5. Sometime between Dec. 20 and Dec. 26, while the resident was out of town, a burglar entered a home on 19th near Denny via an open window and stole a briefcase. The briefcase, which contained personal items including a passport, was later found in a neighborhood trash can and taken to the SPD East Precinct Building. The police returned the briefcase to the resident and apparently nothing of value had been taken from it.
There were also two robberies during Dec. Remember that robbery is defined by the use of force or the threat of force. Nowadays, showing a hand gun defines an event as robbery, even if it happens in your home. Usually, however, robberies occur outside of buildings.
1. On Dec. 6 at approximately 8 PM robbers grabbed a new iPhone from the hands of a bus rider who had just exited from a bus at 23rd and Union. When the victim asked that the iPhone be returned, one of the robbers threatened him with a handgun and then the robbers, described as four black males in their 20s and one juvenile, fled south on 23rd. The victim then walked home where he met a friend who accompanied him to the Northgate area where they played in a soccer game. The victim did not call the police to report the robbery until after he returned home around midnight.
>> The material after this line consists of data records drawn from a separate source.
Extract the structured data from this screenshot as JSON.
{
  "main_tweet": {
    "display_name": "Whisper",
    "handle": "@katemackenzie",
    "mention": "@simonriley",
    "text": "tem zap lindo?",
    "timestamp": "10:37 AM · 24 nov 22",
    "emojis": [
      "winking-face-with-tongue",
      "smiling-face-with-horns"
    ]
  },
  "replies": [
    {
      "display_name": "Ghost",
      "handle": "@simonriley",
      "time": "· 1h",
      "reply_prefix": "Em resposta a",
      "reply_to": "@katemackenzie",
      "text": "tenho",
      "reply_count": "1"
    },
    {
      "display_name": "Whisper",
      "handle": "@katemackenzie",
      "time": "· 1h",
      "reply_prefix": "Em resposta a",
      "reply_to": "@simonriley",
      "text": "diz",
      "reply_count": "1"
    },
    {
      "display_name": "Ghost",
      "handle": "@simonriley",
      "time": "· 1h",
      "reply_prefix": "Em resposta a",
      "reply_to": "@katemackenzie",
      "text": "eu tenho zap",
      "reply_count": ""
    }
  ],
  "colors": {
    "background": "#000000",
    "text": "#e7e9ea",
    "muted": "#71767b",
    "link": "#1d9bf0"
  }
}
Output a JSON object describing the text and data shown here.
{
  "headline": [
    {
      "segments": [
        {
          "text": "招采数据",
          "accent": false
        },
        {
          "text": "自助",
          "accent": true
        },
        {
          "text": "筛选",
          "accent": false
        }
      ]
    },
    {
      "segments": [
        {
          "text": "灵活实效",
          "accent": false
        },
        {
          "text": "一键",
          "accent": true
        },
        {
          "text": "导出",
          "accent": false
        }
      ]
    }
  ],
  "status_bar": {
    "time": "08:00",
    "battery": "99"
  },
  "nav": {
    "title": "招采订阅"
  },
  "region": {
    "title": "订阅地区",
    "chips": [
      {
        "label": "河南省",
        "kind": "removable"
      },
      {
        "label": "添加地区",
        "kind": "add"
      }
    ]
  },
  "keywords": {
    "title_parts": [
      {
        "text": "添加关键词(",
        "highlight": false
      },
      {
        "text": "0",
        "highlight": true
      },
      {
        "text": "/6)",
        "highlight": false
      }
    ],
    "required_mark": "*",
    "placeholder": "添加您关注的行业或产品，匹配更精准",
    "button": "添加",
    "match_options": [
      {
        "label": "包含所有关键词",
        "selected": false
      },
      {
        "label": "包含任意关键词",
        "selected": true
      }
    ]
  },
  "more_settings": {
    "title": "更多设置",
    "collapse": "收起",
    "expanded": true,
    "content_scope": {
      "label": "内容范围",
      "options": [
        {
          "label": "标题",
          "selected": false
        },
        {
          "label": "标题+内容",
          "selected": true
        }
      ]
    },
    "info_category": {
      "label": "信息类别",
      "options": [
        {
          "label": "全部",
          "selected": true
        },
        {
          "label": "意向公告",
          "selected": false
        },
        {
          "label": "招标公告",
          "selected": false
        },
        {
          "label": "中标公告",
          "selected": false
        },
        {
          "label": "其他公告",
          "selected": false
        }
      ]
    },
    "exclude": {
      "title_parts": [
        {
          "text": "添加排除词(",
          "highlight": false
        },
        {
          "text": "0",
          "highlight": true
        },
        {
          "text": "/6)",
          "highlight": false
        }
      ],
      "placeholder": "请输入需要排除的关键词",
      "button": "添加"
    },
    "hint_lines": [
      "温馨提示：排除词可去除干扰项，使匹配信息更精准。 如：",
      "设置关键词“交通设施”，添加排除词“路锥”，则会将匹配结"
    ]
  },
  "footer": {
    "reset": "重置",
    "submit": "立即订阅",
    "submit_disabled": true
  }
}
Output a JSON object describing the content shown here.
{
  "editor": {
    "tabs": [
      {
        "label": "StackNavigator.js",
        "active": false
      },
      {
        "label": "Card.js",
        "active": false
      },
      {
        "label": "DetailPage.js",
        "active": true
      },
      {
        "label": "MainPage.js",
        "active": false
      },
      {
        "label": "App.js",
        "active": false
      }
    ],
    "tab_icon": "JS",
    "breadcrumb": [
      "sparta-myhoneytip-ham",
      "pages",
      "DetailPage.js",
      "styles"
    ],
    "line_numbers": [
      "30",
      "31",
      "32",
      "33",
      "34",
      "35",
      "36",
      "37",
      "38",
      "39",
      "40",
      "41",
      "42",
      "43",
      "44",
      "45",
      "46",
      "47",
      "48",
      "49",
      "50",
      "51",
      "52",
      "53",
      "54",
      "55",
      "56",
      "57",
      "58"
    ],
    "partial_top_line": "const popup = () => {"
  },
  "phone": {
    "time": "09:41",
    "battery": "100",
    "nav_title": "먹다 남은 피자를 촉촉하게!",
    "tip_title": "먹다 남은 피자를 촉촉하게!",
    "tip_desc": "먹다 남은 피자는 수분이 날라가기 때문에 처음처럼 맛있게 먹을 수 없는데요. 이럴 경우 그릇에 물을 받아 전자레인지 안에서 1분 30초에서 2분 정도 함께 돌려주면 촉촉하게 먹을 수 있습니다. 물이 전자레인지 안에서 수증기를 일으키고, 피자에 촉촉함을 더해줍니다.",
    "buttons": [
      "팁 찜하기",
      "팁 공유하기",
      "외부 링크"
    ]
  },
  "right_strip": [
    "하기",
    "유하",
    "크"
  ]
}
2. On Dec. 24 at about 4 AM a resident of a home on 26th Ave. E. near Denny was awakened by a woman who knocked at her door and told her that her car had broken down and that she needed to use the resident’s phone. Upon opening the door, the woman and three men forced their way into the home. All wore handkerchiefs to cover the bottoms of their faces, and one of the males brandished a handgun and instructed the resident to sit down on the couch. He then asked her “where is (name deleted)?” and she responded that she didn’t know anyone by that name. Meanwhile, the other robbers went though the house, removed a pillow case full of the resident’s belongings, and then they all fled in a car. At the time of the police report the resident was unsure of what belongings had been taken.
Finally, there were four shoplifting incidents reported by the grocery store at 22nd and Madison.
Lowell Hargens is a Madison Valley resident and former University of Washington professor of sociology specializing in the statistical analysis of data.